Re: [PATCH v2 2/2] hwmon: new driver for ST stts751 thermal sensor

Andrea Merello <andrea.merello@xxxxxxxxx> · Wed, 9 Nov 2016 08:09:44 +0100

On Fri, Nov 4, 2016 at 5:01 PM, Guenter Roeck <linux@xxxxxxxxxxxx> wrote:
> On Fri, Nov 04, 2016 at 04:43:46PM +0100, Andrea Merello wrote:
>> On Fri, Nov 4, 2016 at 4:09 PM, Guenter Roeck <linux@xxxxxxxxxxxx> wrote:
>> > On Fri, Nov 04, 2016 at 09:24:25AM +0100, Andrea Merello wrote:
>> >> On Thu, Nov 3, 2016 at 10:16 PM, Guenter Roeck <linux@xxxxxxxxxxxx> wrote:
>> >> > On Thu, Nov 03, 2016 at 08:35:27AM +0100, Andrea Merello wrote:
>> >> >> On Wed, Nov 2, 2016 at 11:48 PM, Guenter Roeck <linux@xxxxxxxxxxxx> wrote:
>> >> >> > On Wed, Nov 02, 2016 at 09:11:35AM +0100, Andrea Merello wrote:
>> >> >> >> On Mon, Oct 31, 2016 at 5:18 PM, Guenter Roeck <linux@xxxxxxxxxxxx> wrote:
>> >> >> >> > On 10/31/2016 08:27 AM, Andrea Merello wrote:
>> >> >> >> >
>> >> >> >> >>>>
>> >> >> >> >>>>>> +     if (ret < 0)
>> >> >> >> >>>>>> +             return ret;
>> >> >> >> >>>>>> +
>> >> >> >> >>>>>> +     priv->max_alert = priv->max_alert || !!(ret &
>> >> >> >> >>>>>> STTS751_STATUS_TRIPH);
>> >> >> >> >>>>>> +     priv->min_alert = priv->min_alert || !!(ret &
>> >> >> >> >>>>>> STTS751_STATUS_TRIPL);
>> >> >> >> >>>>>> +
>> >> >> >> >>>>>
>> >> >> >> >>>>>
>> >> >> >> >>>>> I am not really happy about the caching of alert values. This isn't
>> >> >> >> >>>>> really
>> >> >> >> >>>>> common. Usually we report current alert values when reading.
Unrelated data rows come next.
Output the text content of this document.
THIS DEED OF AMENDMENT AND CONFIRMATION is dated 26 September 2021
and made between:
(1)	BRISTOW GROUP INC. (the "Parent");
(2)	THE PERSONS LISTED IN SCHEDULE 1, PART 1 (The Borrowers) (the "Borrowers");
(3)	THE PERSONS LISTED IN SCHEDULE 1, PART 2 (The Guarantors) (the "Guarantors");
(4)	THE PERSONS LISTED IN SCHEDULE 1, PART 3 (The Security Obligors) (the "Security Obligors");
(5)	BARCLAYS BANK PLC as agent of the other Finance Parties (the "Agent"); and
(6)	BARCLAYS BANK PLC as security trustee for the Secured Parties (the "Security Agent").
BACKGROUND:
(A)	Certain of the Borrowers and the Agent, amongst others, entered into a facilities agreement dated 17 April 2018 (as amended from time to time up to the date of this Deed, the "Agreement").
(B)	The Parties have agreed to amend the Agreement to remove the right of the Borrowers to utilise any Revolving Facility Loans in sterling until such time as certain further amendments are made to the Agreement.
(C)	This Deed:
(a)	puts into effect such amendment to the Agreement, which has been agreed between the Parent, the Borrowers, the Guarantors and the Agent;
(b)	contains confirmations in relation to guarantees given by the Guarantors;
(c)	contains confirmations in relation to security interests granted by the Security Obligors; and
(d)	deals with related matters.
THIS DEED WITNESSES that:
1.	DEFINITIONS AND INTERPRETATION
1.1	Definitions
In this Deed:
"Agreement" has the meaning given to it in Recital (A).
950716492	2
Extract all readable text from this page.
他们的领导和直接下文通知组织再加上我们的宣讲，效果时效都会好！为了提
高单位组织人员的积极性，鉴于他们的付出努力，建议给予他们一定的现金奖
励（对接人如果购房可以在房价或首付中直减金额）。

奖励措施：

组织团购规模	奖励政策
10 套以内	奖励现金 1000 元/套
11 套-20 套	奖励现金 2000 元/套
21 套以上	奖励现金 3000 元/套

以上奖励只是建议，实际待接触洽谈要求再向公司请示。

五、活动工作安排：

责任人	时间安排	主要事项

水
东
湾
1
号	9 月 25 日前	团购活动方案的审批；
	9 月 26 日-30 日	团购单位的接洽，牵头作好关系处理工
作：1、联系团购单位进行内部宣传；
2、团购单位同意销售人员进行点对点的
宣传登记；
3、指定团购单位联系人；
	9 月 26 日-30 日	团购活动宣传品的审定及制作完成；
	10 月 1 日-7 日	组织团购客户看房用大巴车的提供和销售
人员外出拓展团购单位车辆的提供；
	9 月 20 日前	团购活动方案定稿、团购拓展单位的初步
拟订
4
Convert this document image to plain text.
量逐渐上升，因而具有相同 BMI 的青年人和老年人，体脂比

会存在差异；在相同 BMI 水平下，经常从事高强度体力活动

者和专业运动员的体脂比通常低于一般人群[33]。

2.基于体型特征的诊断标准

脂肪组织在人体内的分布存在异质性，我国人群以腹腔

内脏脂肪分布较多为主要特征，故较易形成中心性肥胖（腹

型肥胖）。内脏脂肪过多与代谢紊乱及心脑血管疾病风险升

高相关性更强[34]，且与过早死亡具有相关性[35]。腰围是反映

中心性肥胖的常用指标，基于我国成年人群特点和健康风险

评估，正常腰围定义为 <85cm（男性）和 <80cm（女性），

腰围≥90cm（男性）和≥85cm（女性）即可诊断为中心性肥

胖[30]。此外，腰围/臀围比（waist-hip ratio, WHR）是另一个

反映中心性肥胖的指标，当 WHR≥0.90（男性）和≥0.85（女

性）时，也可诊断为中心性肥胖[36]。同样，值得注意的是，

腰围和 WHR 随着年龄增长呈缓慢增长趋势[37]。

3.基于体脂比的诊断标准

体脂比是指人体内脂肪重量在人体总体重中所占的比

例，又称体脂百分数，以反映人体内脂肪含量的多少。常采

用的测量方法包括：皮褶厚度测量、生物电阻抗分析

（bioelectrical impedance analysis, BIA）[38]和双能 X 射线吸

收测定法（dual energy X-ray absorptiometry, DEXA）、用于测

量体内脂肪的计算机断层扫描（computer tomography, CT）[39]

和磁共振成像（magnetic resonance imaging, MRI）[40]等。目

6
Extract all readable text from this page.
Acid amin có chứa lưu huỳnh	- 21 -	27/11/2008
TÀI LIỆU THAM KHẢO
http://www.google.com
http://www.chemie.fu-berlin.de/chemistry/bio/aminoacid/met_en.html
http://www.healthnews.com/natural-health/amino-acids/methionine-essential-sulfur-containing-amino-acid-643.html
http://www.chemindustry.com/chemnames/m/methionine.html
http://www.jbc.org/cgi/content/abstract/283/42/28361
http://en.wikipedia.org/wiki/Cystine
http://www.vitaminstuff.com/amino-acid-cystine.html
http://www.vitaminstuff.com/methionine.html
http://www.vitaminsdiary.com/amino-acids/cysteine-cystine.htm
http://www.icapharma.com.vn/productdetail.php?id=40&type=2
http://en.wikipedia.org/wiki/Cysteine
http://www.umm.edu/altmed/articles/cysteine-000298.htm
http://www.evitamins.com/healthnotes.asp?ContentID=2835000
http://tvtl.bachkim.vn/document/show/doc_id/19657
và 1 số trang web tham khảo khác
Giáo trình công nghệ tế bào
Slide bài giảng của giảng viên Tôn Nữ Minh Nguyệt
I don't
>> >> >> >> >>>>> really
>> >> >> >> >>>>> see why this driver should be different to all the others.
>> >> >> >> >>>>
>> >> >> >> >>>>
>> >> >> >> >>>>
>> >> >> >> >>>> OK
>> >> >> >> >>
>> >> >> >> >>
>> >> >> >> >> I've tried to avoid caching, but as soon as I read the status register
>> >> >> >> >> in the alert handler, the device clears that reg, and it will remain
>> >> >> >> >> cleared up to the next conversion.
>> >> >> >> >>
>> >> >> >> >> So for example if the reader is blocked on poll over the alert
>> >> >> >> >> attribute, it gets unblocked on alert, and it will very likely read
>> >> >> >> >> zero..
>> >> >> >> >>
>> >> >> >> >> The only way I can see for avoiding caching, and for changing the API
>> >> >> >> >> about clearing events as you asked below, is performing a temperature
>> >> >> >> >> read from the temperature registers and doing software compare with
>> >> >> >> >> the limits in show_[max/min]_alert.
>> >> >> >> >>
>> >> >> >> >> Does this sounds OK for you ?
>> >> >> >> >>
>> >> >> >> >
>> >> >> >> > Not really. That could be done from user space by just reading the
>> >> >> >> > temperature
>> >> >> >> > and comparing it against limits.
>> >> >> >>
>> >> >> >> Sorry, I don't see the point here.. Why the fact that something could
>> >> >> >> be done in userspace should suggest we don't want to do it in the
>> >> >> >> driver? We do, for example, a simple calculation to give an absolute
>> >> >> >> value for the hysteresis; we could do this also in userspace, but we
>> >> >> >> do this in the driver in order to support the proper API..
>> >> >> >>
>> >> >> > Datasheet says:
>> >> >> >
>> >> >> > T HIGH : [6] Bit = 1 indicates temperature high limit has been exceeded (T A >
>> >> >> > high limit). T HIGH is cleared when the status register is read, provided
>> >> >> > the condition no longer exists.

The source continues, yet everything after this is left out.